Terceira Turma reconhece cobrança ilegal de tarifas como interesse individual homogêneo e manda divulgar sentença coletiva na internet

24 . setembro . 2018

Com base nas novas disposições do Código de Processo Civil de 2015 e na busca pelo alcance do maior número de beneficiários, a Terceira Turma do Superior Tribunal de Justiça (STJ) reconheceu a possibilidade do ajuizamento de ação coletiva de consumo e determinou que uma sentença coletiva que condenou um supermercado de Mato Grosso a se abster de cobrar tarifa de administração de crédito seja publicada na imprensa oficial e no site da própria empresa na internet.

A ação coletiva de consumo, proposta pelo Instituto Mato-Grossense de Defesa do Consumidor contra o Supermercado Modelo (massa falida), discutia a validade da cobrança de tarifa de administração de crédito dos cartões emitidos para compras financiadas pelo próprio supermercado.

Em primeiro grau, o juiz indeferiu o ingresso no processo do Banco IBI e condenou o supermercado a se abster de cobrar a tarifa dos cartões com a bandeira Modelo. O magistrado também determinou que fosse publicado em dois jornais de grande circulação de Mato Grosso o conteúdo da decisão, convocando os consumidores a pleitearem o ressarcimento dos valores cobrados indevidamente.

A sentença foi mantida pelo TJMT, que entendeu que o Banco IBI não teria interesse jurídico para recorrer como terceiro interessado. O tribunal concluiu que a cobrança da tarifa de administração seria ilegítima por não ter sido previamente informada aos consumidores.
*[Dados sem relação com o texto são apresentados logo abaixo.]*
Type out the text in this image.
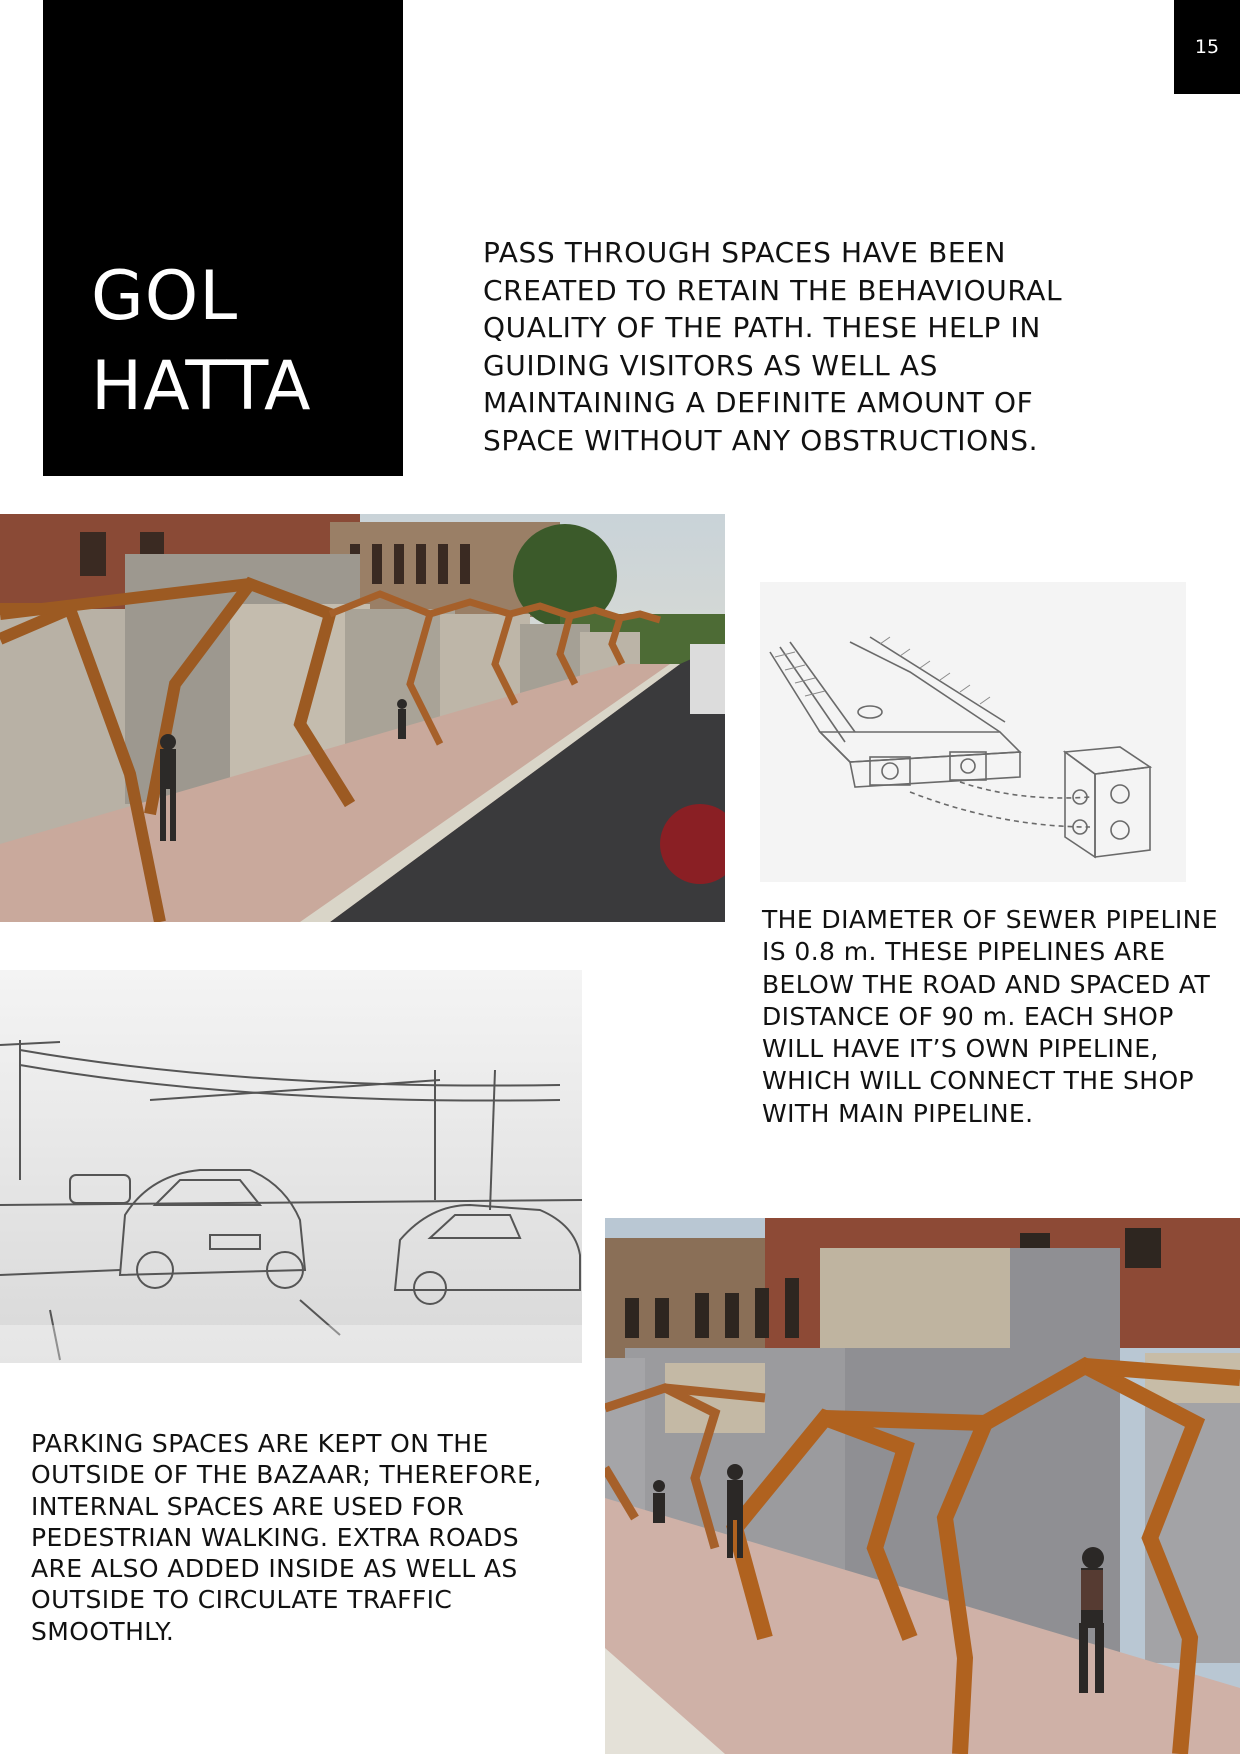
15
GOL
HATTA
PASS THROUGH SPACES HAVE BEEN CREATED TO RETAIN THE BEHAVIOURAL QUALITY OF THE PATH. THESE HELP IN GUIDING VISITORS AS WELL AS MAINTAINING A DEFINITE AMOUNT OF SPACE WITHOUT ANY OBSTRUCTIONS.
THE DIAMETER OF SEWER PIPELINE IS 0.8 m. THESE PIPELINES ARE BELOW THE ROAD AND SPACED AT DISTANCE OF 90 m. EACH SHOP WILL HAVE IT’S OWN PIPELINE, WHICH WILL CONNECT THE SHOP WITH MAIN PIPELINE.
PARKING SPACES ARE KEPT ON THE OUTSIDE OF THE BAZAAR; THEREFORE, INTERNAL SPACES ARE USED FOR PEDESTRIAN WALKING. EXTRA ROADS ARE ALSO ADDED INSIDE AS WELL AS OUTSIDE TO CIRCULATE TRAFFIC SMOOTHLY.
Recurso de terceiro interessado

Em análise de recurso especial do Banco IBI, a ministra Nancy Andrighi destacou que o terceiro estranho ao processo também pode ter legitimidade para recorrer de determinada decisão proferida em ação na qual não é parte, desde que tenha interesse jurídico no litígio.

No caso dos autos, a ministra afirmou que o TJMT fez menção expressa à parceria existente entre o Supermercado Modelo e a instituição bancária, o que autoriza ao banco a intervenção na condição de terceiro interessado, tendo em vista a capacidade de a sentença influenciar a relação jurídica que o IBI possui com os consumidores.

No entanto, ao admitir o interesse recursal da instituição financeira, a relatora apontou que “a admissão da qualidade de terceiro interessado do Banco IBI S/A – Banco Múltiplo traz como consequência, apenas, o reconhecimento de seu interesse de recorrer do acórdão proferido pelo TJMT, não havendo nulidade a ser pronunciada, ante ausência de prejuízo efetivo e a incidência do princípio pas de nullité sans grief”.

Direitos individuais homogêneos e origem comum

Em relação aos temas discutidos pelo banco no recurso especial relacionados à possibilidade de propositura de ação coletiva, a ministra disse que o interesse individual homogêneo tem como origem comum o contrato do cartão Modelo, no qual estaria ocorrendo a cobrança ilícita.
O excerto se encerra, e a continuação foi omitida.